A collection of interesting titbits to lighten up a mundane Monday evening…
I love maps, new and old. They’re great things to explore.
Ian York at Mystery rays from Outer Space has great map of the incidence of malaria in the USA in 1870.
It’s a great reminder of how common this disease was in the USA 130-odd years ago. The scale of the colours are increasing numbers of deaths per 10,000 citizens from all forms of malarial diseases, with the darkest red being â‰¥ 1400 per 10,000. That’s about 1 in 7 dying from malarial diseases. It’s just hard to imagine, isn’t it? The full-scale original can be accessed from Ian’s site. There’s a good comment about travelling to Michigan in the days of malaria that’s worth reading, too.

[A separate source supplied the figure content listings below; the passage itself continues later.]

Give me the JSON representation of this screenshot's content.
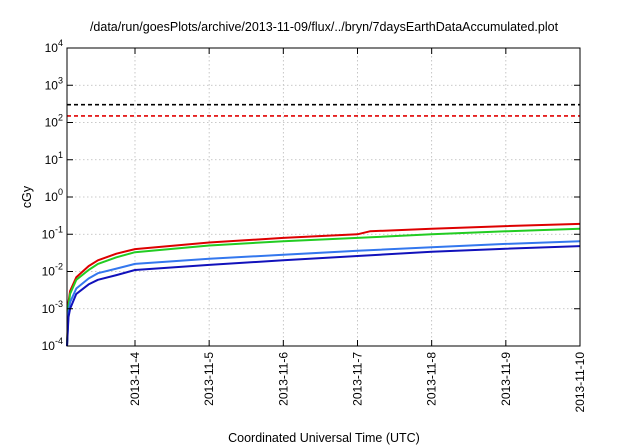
{
  "chart_data": {
    "type": "line",
    "title": "/data/run/goesPlots/archive/2013-11-09/flux/../bryn/7daysEarthDataAccumulated.plot",
    "xlabel": "Coordinated Universal Time (UTC)",
    "ylabel": "cGy",
    "y_scale": "log",
    "ylim_exponents": [
      -4,
      4
    ],
    "y_tick_labels": [
      {
        "exp": -4,
        "base": "10",
        "sup": "-4"
      },
      {
        "exp": -3,
        "base": "10",
        "sup": "-3"
      },
      {
        "exp": -2,
        "base": "10",
        "sup": "-2"
      },
      {
        "exp": -1,
        "base": "10",
        "sup": "-1"
      },
      {
        "exp": 0,
        "base": "10",
        "sup": "0"
      },
      {
        "exp": 1,
        "base": "10",
        "sup": "1"
      },
      {
        "exp": 2,
        "base": "10",
        "sup": "2"
      },
      {
        "exp": 3,
        "base": "10",
        "sup": "3"
      },
      {
        "exp": 4,
        "base": "10",
        "sup": "4"
      }
    ],
    "x_range_days": [
      "2013-11-03T02:00",
      "2013-11-10T00:00"
    ],
    "x_tick_labels": [
      "2013-11-4",
      "2013-11-5",
      "2013-11-6",
      "2013-11-7",
      "2013-11-8",
      "2013-11-9",
      "2013-11-10"
    ],
    "x_ticks": [
      "2013-11-04",
      "2013-11-05",
      "2013-11-06",
      "2013-11-07",
      "2013-11-08",
      "2013-11-09",
      "2013-11-10"
    ],
    "grid": true,
    "thresholds": [
      {
        "value": 300,
        "color": "#000000"
      },
      {
        "value": 150,
        "color": "#e00000"
      }
    ],
    "series": [
      {
        "color": "#dd0000",
        "x": [
          "2013-11-03T02:00",
          "2013-11-03T02:30",
          "2013-11-03T03:00",
          "2013-11-03T05:00",
          "2013-11-03T09:00",
          "2013-11-03T12:00",
          "2013-11-03T18:00",
          "2013-11-04T00:00",
          "2013-11-05T00:00",
          "2013-11-06T00:00",
          "2013-11-07T00:00",
          "2013-11-07T04:00",
          "2013-11-08T00:00",
          "2013-11-09T00:00",
          "2013-11-10T00:00"
        ],
        "y": [
          0.0001,
          0.0015,
          0.003,
          0.007,
          0.014,
          0.02,
          0.03,
          0.04,
          0.06,
          0.08,
          0.1,
          0.12,
          0.14,
          0.165,
          0.19
        ]
      },
      {
        "color": "#22cc22",
        "x": [
          "2013-11-03T02:00",
          "2013-11-03T02:30",
          "2013-11-03T03:00",
          "2013-11-03T05:00",
          "2013-11-03T09:00",
          "2013-11-03T12:00",
          "2013-11-03T18:00",
          "2013-11-04T00:00",
          "2013-11-05T00:00",
          "2013-11-06T00:00",
          "2013-11-07T00:00",
          "2013-11-08T00:00",
          "2013-11-09T00:00",
          "2013-11-10T00:00"
        ],
        "y": [
          0.0001,
          0.0012,
          0.0025,
          0.006,
          0.011,
          0.016,
          0.024,
          0.033,
          0.05,
          0.065,
          0.08,
          0.1,
          0.12,
          0.14
        ]
      },
      {
        "color": "#3377ee",
        "x": [
          "2013-11-03T02:00",
          "2013-11-03T02:30",
          "2013-11-03T03:00",
          "2013-11-03T05:00",
          "2013-11-03T09:00",
          "2013-11-03T12:00",
          "2013-11-03T18:00",
          "2013-11-04T00:00",
          "2013-11-05T00:00",
          "2013-11-06T00:00",
          "2013-11-07T00:00",
          "2013-11-08T00:00",
          "2013-11-09T00:00",
          "2013-11-10T00:00"
        ],
        "y": [
          0.0001,
          0.0008,
          0.0015,
          0.0035,
          0.0065,
          0.009,
          0.012,
          0.016,
          0.022,
          0.028,
          0.036,
          0.045,
          0.055,
          0.065
        ]
      },
      {
        "color": "#1111bb",
        "x": [
          "2013-11-03T02:00",
          "2013-11-03T02:30",
          "2013-11-03T03:00",
          "2013-11-03T05:00",
          "2013-11-03T09:00",
          "2013-11-03T12:00",
          "2013-11-03T18:00",
          "2013-11-04T00:00",
          "2013-11-05T00:00",
          "2013-11-06T00:00",
          "2013-11-07T00:00",
          "2013-11-08T00:00",
          "2013-11-09T00:00",
          "2013-11-10T00:00"
        ],
        "y": [
          0.0001,
          0.0006,
          0.001,
          0.0025,
          0.0045,
          0.006,
          0.008,
          0.011,
          0.015,
          0.02,
          0.026,
          0.034,
          0.041,
          0.048
        ]
      }
    ]
  }
}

Late news (9th Dec 2009): Please see Ian’s website for an update this to story in his post Malaria and mosquitoes: Not 1908, not Cuba, which corrects a couple of errors from the material the BoingBoing take on this added. It seems the earliest connection of malaria to mosquitoes was earlier than some people think and not from Cuba! (Nice detective work, Ian.) Please do note, credit should go to Ian, not me. I just think this is a great map that linked a few thoughts together (below).
Ian’s post reminded me of an article I read some time ago by Charimian Smith, a long-time staff writer of the local Otago Daily Times. This same article has recently won the 2009 New Zealand Award for Excellence in Engineering Journalism.
It’s a great article, well worth reading even if you’re not from “Dunners”.
It sticks in the mind enough that Ian’s post reminded me of what she wrote of early Dunedin:
Early Dunedin, especially on the flat, was plagued by diseases such as typhoid and cholera because of lack of drainage and clean water.
Typhoid and cholera probably isn’t how most of us would think of New Zealand. (I believe the swamps of early Christchurch were pretty notorious too.)
One of the reasons that these stories strike a chord with me is that a common reason I see suggested for the popularity of anti-vaccine or “I don’t need a vaccine” views are that people today haven’t experienced diseases the way that our ancestors did.
I think these stories serve useful reminders.
In the particular cases in Dunedin, public health (in different ways) was the key thing making a difference. Irrespective of the preventative needed, it’s telling to be reminded of what things were once like, not all that long ago.
For infectious diseases like measles, pertussis (whooping cough), rubella, mumps and so on, vaccines are the key to preventing a return to the past when many of these diseases were commonplace.